Dona Nelson, “Top,” (2014), acrylic and acrylic medium on canvas, 70 x 79 in
Applied to the front are multi-colored strips of rope-like cheesecloth that form a loopy, webbed line. The cloth acts as a dam to contain the flowing acrylic paint. In some areas, the fabric has been peeled off to reveal the white of the canvas and then reattached elsewhere, sometimes mirroring the vacated line. This peeling seems to have inspired a similar move in a few other paintings — “Top” (2014), “March Hare,” and “Red and Green Noses” (2013) — where Nelson cleverly creates a positive line from the deleted material. “Top,” another standout, is wall-bound and consequently provides a simpler viewing experience, but one that isn’t any less rewarding. With its thickly pooled areas of glossy Wet’N’Wild colors – bright violet, baby blue and cadmium lemon yellow – on a stained, camouflage-like ground, the painting evokes the immediacy and primacy of a fully formed Chauvet cave painting.
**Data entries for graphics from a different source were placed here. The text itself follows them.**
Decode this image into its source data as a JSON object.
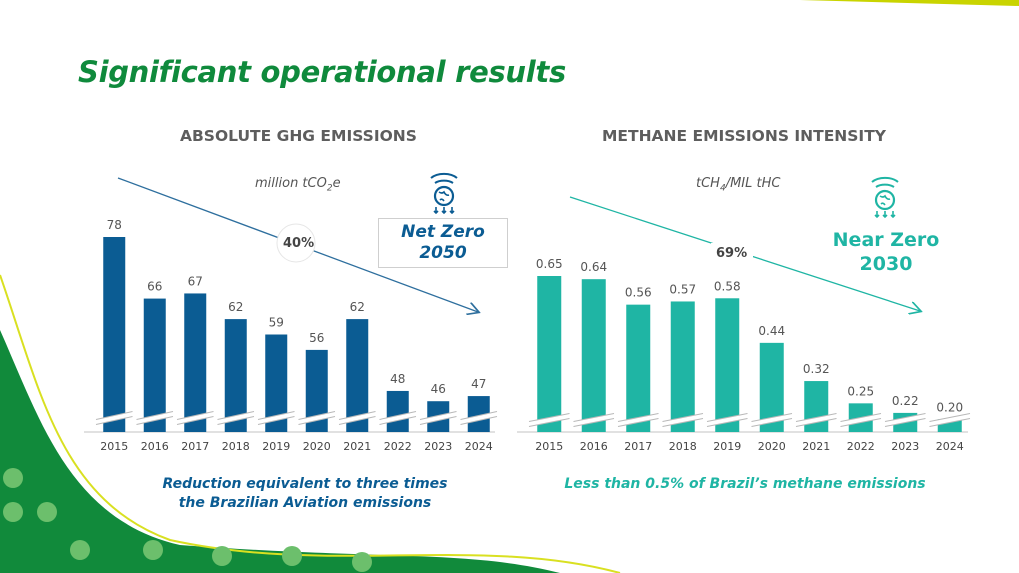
{
  "page": {
    "title": "Significant operational results"
  },
  "colors": {
    "title": "#0f8a3c",
    "ghg_bar": "#0b5c93",
    "methane_bar": "#1fb5a4"
  },
  "ghg": {
    "title": "ABSOLUTE GHG EMISSIONS",
    "unit_main": "million tCO",
    "unit_sub": "2",
    "unit_end": "e",
    "reduction": "40%",
    "target_line1": "Net Zero",
    "target_line2": "2050",
    "icon": "globe-emissions-icon",
    "caption_line1": "Reduction equivalent to three times",
    "caption_line2": "the Brazilian Aviation emissions"
  },
  "methane": {
    "title": "METHANE EMISSIONS INTENSITY",
    "unit_main": "tCH",
    "unit_sub": "4",
    "unit_end": "/MIL tHC",
    "reduction": "69%",
    "target_line1": "Near Zero",
    "target_line2": "2030",
    "icon": "globe-emissions-icon",
    "caption": "Less than 0.5% of Brazil’s methane emissions"
  },
  "chart_data": [
    {
      "type": "bar",
      "title": "ABSOLUTE GHG EMISSIONS",
      "ylabel": "million tCO2e",
      "categories": [
        "2015",
        "2016",
        "2017",
        "2018",
        "2019",
        "2020",
        "2021",
        "2022",
        "2023",
        "2024"
      ],
      "values": [
        78,
        66,
        67,
        62,
        59,
        56,
        62,
        48,
        46,
        47
      ],
      "labels": [
        "78",
        "66",
        "67",
        "62",
        "59",
        "56",
        "62",
        "48",
        "46",
        "47"
      ],
      "axis_break": true,
      "grid": false,
      "color": "#0b5c93"
    },
    {
      "type": "bar",
      "title": "METHANE EMISSIONS INTENSITY",
      "ylabel": "tCH4/MIL tHC",
      "categories": [
        "2015",
        "2016",
        "2017",
        "2018",
        "2019",
        "2020",
        "2021",
        "2022",
        "2023",
        "2024"
      ],
      "values": [
        0.65,
        0.64,
        0.56,
        0.57,
        0.58,
        0.44,
        0.32,
        0.25,
        0.22,
        0.2
      ],
      "labels": [
        "0.65",
        "0.64",
        "0.56",
        "0.57",
        "0.58",
        "0.44",
        "0.32",
        "0.25",
        "0.22",
        "0.20"
      ],
      "axis_break": true,
      "grid": false,
      "color": "#1fb5a4"
    }
  ]
}
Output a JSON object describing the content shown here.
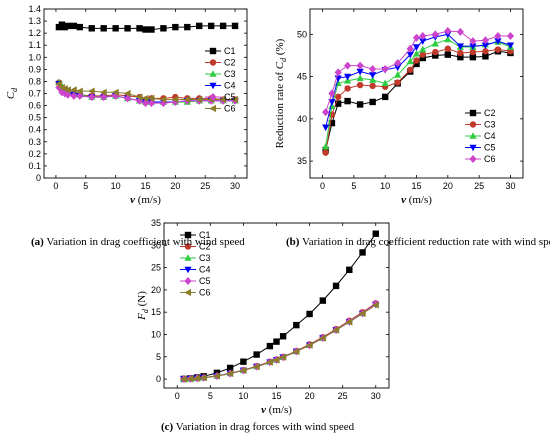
{
  "chart_data": [
    {
      "type": "line",
      "panel": "a",
      "caption_id": "(a)",
      "caption_text": " Variation in drag coefficient with wind speed",
      "ylabel_main": "C",
      "ylabel_sub": "d",
      "xlabel": "v (m/s)",
      "xlim": [
        -2,
        32
      ],
      "ylim": [
        0,
        1.4
      ],
      "xticks": [
        "0",
        "5",
        "10",
        "15",
        "20",
        "25",
        "30"
      ],
      "yticks": [
        "0",
        "0.1",
        "0.2",
        "0.3",
        "0.4",
        "0.5",
        "0.6",
        "0.7",
        "0.8",
        "0.9",
        "1.0",
        "1.1",
        "1.2",
        "1.3",
        "1.4"
      ],
      "legend_position": "right",
      "x": [
        0.5,
        1,
        1.5,
        2,
        3,
        4,
        6,
        8,
        10,
        12,
        14,
        15,
        16,
        18,
        20,
        22,
        24,
        26,
        28,
        30
      ],
      "series": [
        {
          "name": "C1",
          "color": "#000000",
          "marker": "square",
          "values": [
            1.25,
            1.27,
            1.25,
            1.26,
            1.26,
            1.25,
            1.24,
            1.24,
            1.24,
            1.24,
            1.24,
            1.23,
            1.23,
            1.24,
            1.25,
            1.25,
            1.26,
            1.26,
            1.26,
            1.26
          ]
        },
        {
          "name": "C2",
          "color": "#c0392b",
          "marker": "circle",
          "values": [
            0.79,
            0.74,
            0.72,
            0.71,
            0.7,
            0.69,
            0.68,
            0.68,
            0.69,
            0.68,
            0.67,
            0.65,
            0.66,
            0.66,
            0.67,
            0.66,
            0.66,
            0.66,
            0.65,
            0.65
          ]
        },
        {
          "name": "C3",
          "color": "#2ecc40",
          "marker": "triangle-up",
          "values": [
            0.79,
            0.76,
            0.73,
            0.71,
            0.7,
            0.69,
            0.67,
            0.67,
            0.68,
            0.66,
            0.64,
            0.63,
            0.63,
            0.63,
            0.63,
            0.63,
            0.64,
            0.64,
            0.64,
            0.64
          ]
        },
        {
          "name": "C4",
          "color": "#0000ff",
          "marker": "triangle-down",
          "values": [
            0.78,
            0.73,
            0.71,
            0.7,
            0.69,
            0.68,
            0.67,
            0.67,
            0.68,
            0.66,
            0.64,
            0.63,
            0.63,
            0.63,
            0.63,
            0.64,
            0.64,
            0.64,
            0.64,
            0.64
          ]
        },
        {
          "name": "C5",
          "color": "#cc44cc",
          "marker": "diamond",
          "values": [
            0.75,
            0.71,
            0.7,
            0.69,
            0.68,
            0.68,
            0.67,
            0.67,
            0.68,
            0.66,
            0.64,
            0.62,
            0.62,
            0.62,
            0.63,
            0.64,
            0.64,
            0.64,
            0.64,
            0.64
          ]
        },
        {
          "name": "C6",
          "color": "#8b7d2a",
          "marker": "triangle-left",
          "values": [
            0.78,
            0.75,
            0.74,
            0.73,
            0.73,
            0.72,
            0.72,
            0.71,
            0.71,
            0.7,
            0.67,
            0.66,
            0.66,
            0.65,
            0.65,
            0.65,
            0.65,
            0.65,
            0.65,
            0.65
          ]
        }
      ]
    },
    {
      "type": "line",
      "panel": "b",
      "caption_id": "(b)",
      "caption_text": " Variation in drag coefficient reduction rate with wind speed",
      "ylabel_pre": "Reduction rate of ",
      "ylabel_main": "C",
      "ylabel_sub": "d",
      "ylabel_post": " (%)",
      "xlabel": "v (m/s)",
      "xlim": [
        -2,
        32
      ],
      "ylim": [
        33,
        53
      ],
      "xticks": [
        "0",
        "5",
        "10",
        "15",
        "20",
        "25",
        "30"
      ],
      "yticks": [
        "35",
        "40",
        "45",
        "50"
      ],
      "legend_position": "bottom-right",
      "x": [
        0.5,
        1.5,
        2.5,
        4,
        6,
        8,
        10,
        12,
        14,
        15,
        16,
        18,
        20,
        22,
        24,
        26,
        28,
        30
      ],
      "series": [
        {
          "name": "C2",
          "color": "#000000",
          "marker": "square",
          "values": [
            36.3,
            39.5,
            41.8,
            42.1,
            41.7,
            42.0,
            42.6,
            44.2,
            45.6,
            46.5,
            47.2,
            47.5,
            47.6,
            47.3,
            47.3,
            47.4,
            48.0,
            47.8
          ]
        },
        {
          "name": "C3",
          "color": "#c0392b",
          "marker": "circle",
          "values": [
            36.0,
            40.5,
            42.6,
            43.6,
            44.0,
            43.9,
            43.8,
            44.3,
            45.8,
            46.9,
            47.6,
            47.9,
            48.3,
            47.8,
            47.9,
            48.0,
            48.2,
            48.0
          ]
        },
        {
          "name": "C4",
          "color": "#2ecc40",
          "marker": "triangle-up",
          "values": [
            36.7,
            41.5,
            44.2,
            44.5,
            44.8,
            44.6,
            44.2,
            45.2,
            46.8,
            47.7,
            48.2,
            48.9,
            49.4,
            48.5,
            48.5,
            48.8,
            49.1,
            48.5
          ]
        },
        {
          "name": "C5",
          "color": "#0000ff",
          "marker": "triangle-down",
          "values": [
            39.0,
            42.0,
            44.8,
            45.0,
            45.6,
            45.2,
            45.8,
            46.1,
            47.6,
            48.5,
            49.2,
            49.7,
            50.0,
            48.6,
            48.6,
            48.7,
            49.2,
            48.7
          ]
        },
        {
          "name": "C6",
          "color": "#cc44cc",
          "marker": "diamond",
          "values": [
            40.8,
            43.0,
            45.5,
            46.3,
            46.3,
            45.9,
            45.9,
            46.6,
            48.3,
            49.6,
            49.8,
            50.0,
            50.4,
            50.3,
            49.2,
            49.3,
            49.8,
            49.8
          ]
        }
      ]
    },
    {
      "type": "line",
      "panel": "c",
      "caption_id": "(c)",
      "caption_text": " Variation in drag forces with wind speed",
      "ylabel_main": "F",
      "ylabel_sub": "d",
      "ylabel_post": " (N)",
      "xlabel": "v (m/s)",
      "xlim": [
        -2,
        32
      ],
      "ylim": [
        -2,
        35
      ],
      "xticks": [
        "0",
        "5",
        "10",
        "15",
        "20",
        "25",
        "30"
      ],
      "yticks": [
        "0",
        "5",
        "10",
        "15",
        "20",
        "25",
        "30",
        "35"
      ],
      "legend_position": "top-left",
      "x": [
        1,
        2,
        3,
        4,
        6,
        8,
        10,
        12,
        14,
        15,
        16,
        18,
        20,
        22,
        24,
        26,
        28,
        30
      ],
      "series": [
        {
          "name": "C1",
          "color": "#000000",
          "marker": "square",
          "values": [
            0.04,
            0.15,
            0.35,
            0.62,
            1.4,
            2.5,
            3.9,
            5.5,
            7.4,
            8.4,
            9.6,
            12.1,
            14.6,
            17.6,
            20.9,
            24.5,
            28.4,
            32.6
          ]
        },
        {
          "name": "C2",
          "color": "#c0392b",
          "marker": "circle",
          "values": [
            0.02,
            0.08,
            0.18,
            0.32,
            0.72,
            1.3,
            2.0,
            2.9,
            3.9,
            4.4,
            5.0,
            6.3,
            7.8,
            9.4,
            11.2,
            13.1,
            15.0,
            17.0
          ]
        },
        {
          "name": "C3",
          "color": "#2ecc40",
          "marker": "triangle-up",
          "values": [
            0.02,
            0.08,
            0.18,
            0.31,
            0.7,
            1.25,
            1.95,
            2.8,
            3.8,
            4.3,
            4.9,
            6.2,
            7.6,
            9.2,
            11.0,
            12.9,
            14.8,
            16.8
          ]
        },
        {
          "name": "C4",
          "color": "#0000ff",
          "marker": "triangle-down",
          "values": [
            0.02,
            0.08,
            0.18,
            0.31,
            0.7,
            1.25,
            1.95,
            2.8,
            3.8,
            4.3,
            4.9,
            6.2,
            7.6,
            9.2,
            11.0,
            12.8,
            14.7,
            16.7
          ]
        },
        {
          "name": "C5",
          "color": "#cc44cc",
          "marker": "diamond",
          "values": [
            0.02,
            0.08,
            0.18,
            0.31,
            0.7,
            1.25,
            1.95,
            2.8,
            3.8,
            4.3,
            4.9,
            6.2,
            7.6,
            9.2,
            11.0,
            12.9,
            14.8,
            16.9
          ]
        },
        {
          "name": "C6",
          "color": "#8b7d2a",
          "marker": "triangle-left",
          "values": [
            0.02,
            0.08,
            0.18,
            0.31,
            0.7,
            1.25,
            1.95,
            2.8,
            3.8,
            4.3,
            4.9,
            6.2,
            7.6,
            9.2,
            11.0,
            12.8,
            14.7,
            16.6
          ]
        }
      ]
    }
  ]
}
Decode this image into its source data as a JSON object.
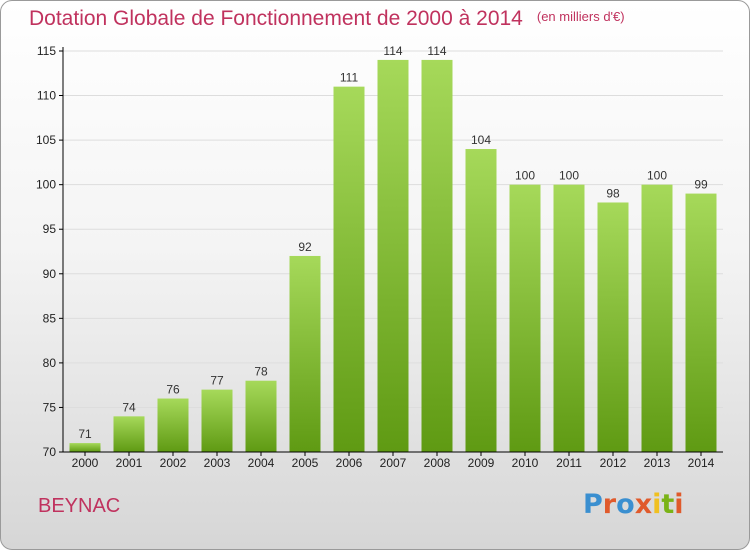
{
  "title": "Dotation Globale de Fonctionnement de 2000 à 2014",
  "unit": "(en milliers d'€)",
  "commune": "BEYNAC",
  "logo": {
    "text": "Proxiti",
    "colors": [
      "#3a8fd0",
      "#e05a2b",
      "#3a8fd0",
      "#e05a2b",
      "#f0c020",
      "#7ab317",
      "#e05a2b"
    ]
  },
  "colors": {
    "title": "#c0325e",
    "bar_top": "#a6d95a",
    "bar_bottom": "#5f9a13",
    "axis": "#000000",
    "grid": "#dddddd"
  },
  "chart_data": {
    "type": "bar",
    "title": "Dotation Globale de Fonctionnement de 2000 à 2014",
    "subtitle": "(en milliers d'€)",
    "categories": [
      "2000",
      "2001",
      "2002",
      "2003",
      "2004",
      "2005",
      "2006",
      "2007",
      "2008",
      "2009",
      "2010",
      "2011",
      "2012",
      "2013",
      "2014"
    ],
    "values": [
      71,
      74,
      76,
      77,
      78,
      92,
      111,
      114,
      114,
      104,
      100,
      100,
      98,
      100,
      99
    ],
    "ylim": [
      70,
      115
    ],
    "yticks": [
      70,
      75,
      80,
      85,
      90,
      95,
      100,
      105,
      110,
      115
    ],
    "grid": true,
    "legend": "none"
  }
}
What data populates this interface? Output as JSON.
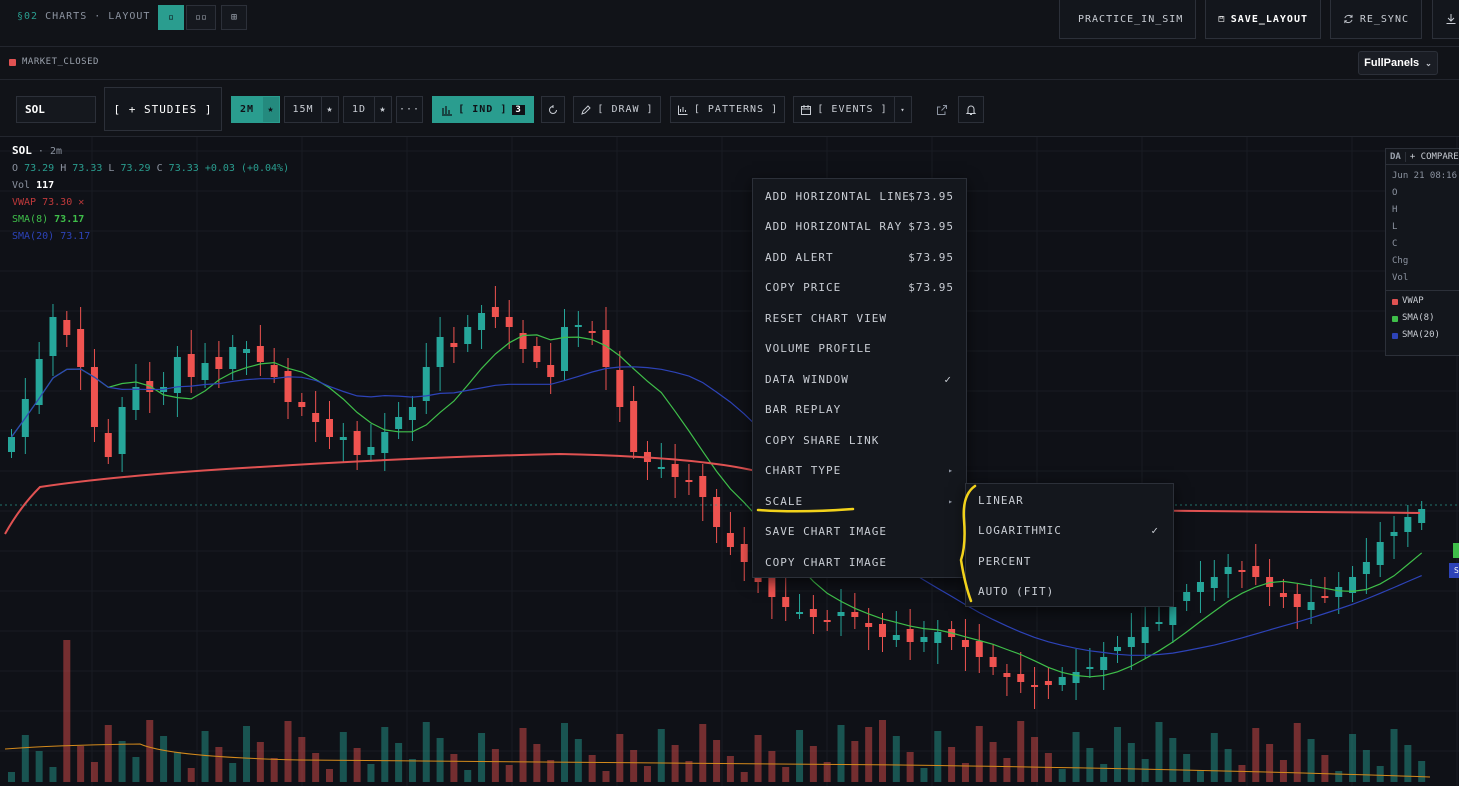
{
  "topbar": {
    "section_code": "§02",
    "section_title": "CHARTS · LAYOUT",
    "layout_buttons": [
      "▫",
      "▫▫",
      "⊞"
    ],
    "actions": {
      "practice": "PRACTICE_IN_SIM",
      "save": "SAVE_LAYOUT",
      "resync": "RE_SYNC"
    }
  },
  "status": {
    "market": "MARKET_CLOSED",
    "layout_select": "FullPanels"
  },
  "toolbar": {
    "symbol": "SOL",
    "studies": "[ + STUDIES ]",
    "timeframes": [
      "2M",
      "15M",
      "1D"
    ],
    "more": "···",
    "ind_label": "[ IND ]",
    "ind_count": "3",
    "draw": "[ DRAW ]",
    "patterns": "[ PATTERNS ]",
    "events": "[ EVENTS ]"
  },
  "legend": {
    "symbol": "SOL",
    "timeframe": "· 2m",
    "o_label": "O",
    "o": "73.29",
    "h_label": "H",
    "h": "73.33",
    "l_label": "L",
    "l": "73.29",
    "c_label": "C",
    "c": "73.33",
    "change": "+0.03 (+0.04%)",
    "vol_label": "Vol",
    "vol": "117",
    "vwap_label": "VWAP",
    "vwap": "73.30",
    "vwap_close": "✕",
    "sma8_label": "SMA(8)",
    "sma8": "73.17",
    "sma20_label": "SMA(20)",
    "sma20": "73.17"
  },
  "data_window": {
    "tab": "DA",
    "compare": "+ COMPARE",
    "date": "Jun 21 08:16",
    "rows": [
      "O",
      "H",
      "L",
      "C",
      "Chg",
      "Vol"
    ],
    "indicators": [
      {
        "name": "VWAP",
        "color": "#e05252"
      },
      {
        "name": "SMA(8)",
        "color": "#3fbf4a"
      },
      {
        "name": "SMA(20)",
        "color": "#2d43b8"
      }
    ]
  },
  "context_menu": {
    "items": [
      {
        "label": "ADD HORIZONTAL LINE",
        "value": "$73.95"
      },
      {
        "label": "ADD HORIZONTAL RAY",
        "value": "$73.95"
      },
      {
        "label": "ADD ALERT",
        "value": "$73.95"
      },
      {
        "label": "COPY PRICE",
        "value": "$73.95"
      },
      {
        "label": "RESET CHART VIEW",
        "value": ""
      },
      {
        "label": "VOLUME PROFILE",
        "value": ""
      },
      {
        "label": "DATA WINDOW",
        "value": "✓"
      },
      {
        "label": "BAR REPLAY",
        "value": ""
      },
      {
        "label": "COPY SHARE LINK",
        "value": ""
      },
      {
        "label": "CHART TYPE",
        "value": "▸"
      },
      {
        "label": "SCALE",
        "value": "▸"
      },
      {
        "label": "SAVE CHART IMAGE",
        "value": ""
      },
      {
        "label": "COPY CHART IMAGE",
        "value": ""
      }
    ]
  },
  "scale_submenu": {
    "items": [
      {
        "label": "LINEAR",
        "checked": ""
      },
      {
        "label": "LOGARITHMIC",
        "checked": "✓"
      },
      {
        "label": "PERCENT",
        "checked": ""
      },
      {
        "label": "AUTO (FIT)",
        "checked": ""
      }
    ]
  },
  "colors": {
    "accent": "#2a9d8f",
    "up": "#26a69a",
    "down": "#ef5350",
    "vwap": "#e05252",
    "sma8": "#3fbf4a",
    "sma20": "#2d43b8",
    "annotation": "#f2d21b"
  }
}
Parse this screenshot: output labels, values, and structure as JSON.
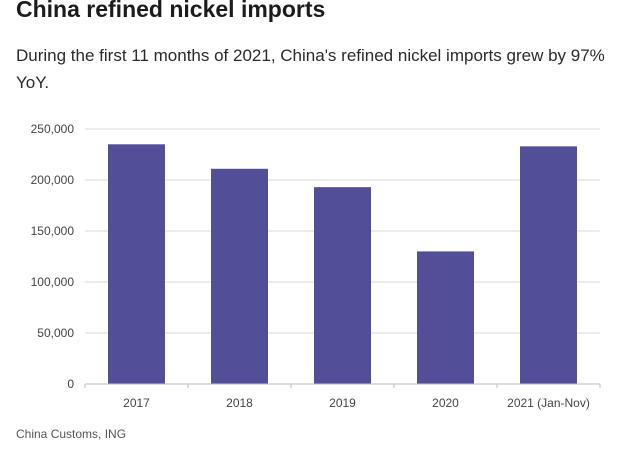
{
  "header": {
    "title": "China refined nickel imports",
    "subtitle": "During the first 11 months of 2021, China's refined nickel imports grew by 97% YoY."
  },
  "source": "China Customs, ING",
  "colors": {
    "bar": "#524f98",
    "grid": "#d9d9d9",
    "axis_text": "#444444"
  },
  "chart_data": {
    "type": "bar",
    "title": "",
    "xlabel": "",
    "ylabel": "",
    "categories": [
      "2017",
      "2018",
      "2019",
      "2020",
      "2021 (Jan-Nov)"
    ],
    "values": [
      235000,
      211000,
      193000,
      130000,
      233000
    ],
    "ylim": [
      0,
      250000
    ],
    "yticks": [
      0,
      50000,
      100000,
      150000,
      200000,
      250000
    ],
    "ytick_labels": [
      "0",
      "50,000",
      "100,000",
      "150,000",
      "200,000",
      "250,000"
    ],
    "grid": true,
    "legend": "none"
  }
}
One of the relative constants amidst the variety of these paintings is the previously mentioned imprint of the grid of the stretcher and crossbars on the canvas. Nelson’s grids function as compositional scaffolds for the painting’s riot of material complexity and brightly colored images; they also act as direct indexical markers regarding the physical structure of the painting. Nelson’s constantly points to painting as both image and object. Similarly, in “Red and Green Noses,” she sews lengths of colored string through the canvas, front to back and back and forth, before knotting them off – the line, both literally and figuratively, ties the two sides together. In a recent artist’s statement regarding this interdependence of the two sides, Nelson spoke of her fascination with “the way in which two very different visual and physical manifestations can be inseparable from and, indeed, create each other.”

Dona Nelson, “Top”, (detail) (2014)
She has also called what inadvertently happens to the back side of the canvas as a result of the staining, soaking, and hosing-down of the paint as “received images,” or, as in the case of “March Hare,” “a completely received image,” (meaning she applied no paint at all to the back). That Nelson has chosen to honor these happenstance developments is a reflection of how much she values the element of chance, which was most influentially applied to art in the notion of automatic drawing, which the Surrealists saw as a way of triggering the unconscious. As with a dream, images simply arrive as a byproduct of experience, not of volition.
While most of our attention is rightly focused on her visual and material splendor, these qualities are merely conduits. What Dona Nelson is really working with is imagination, mystery, chance, time, and possibility itself, and we’re all the richer for it.
Dona Nelson: Phigor continues at the Thomas Erben Gallery (526 West 26th Street, 4th Floor, Chelsea, Manhattan) through May 24.
R. Brigs has made some astute observations on Dona Nelsons free wheeling yet rigorous process. This is a wonderful exhibition of some of the most alive paintings seen in this town in a long time.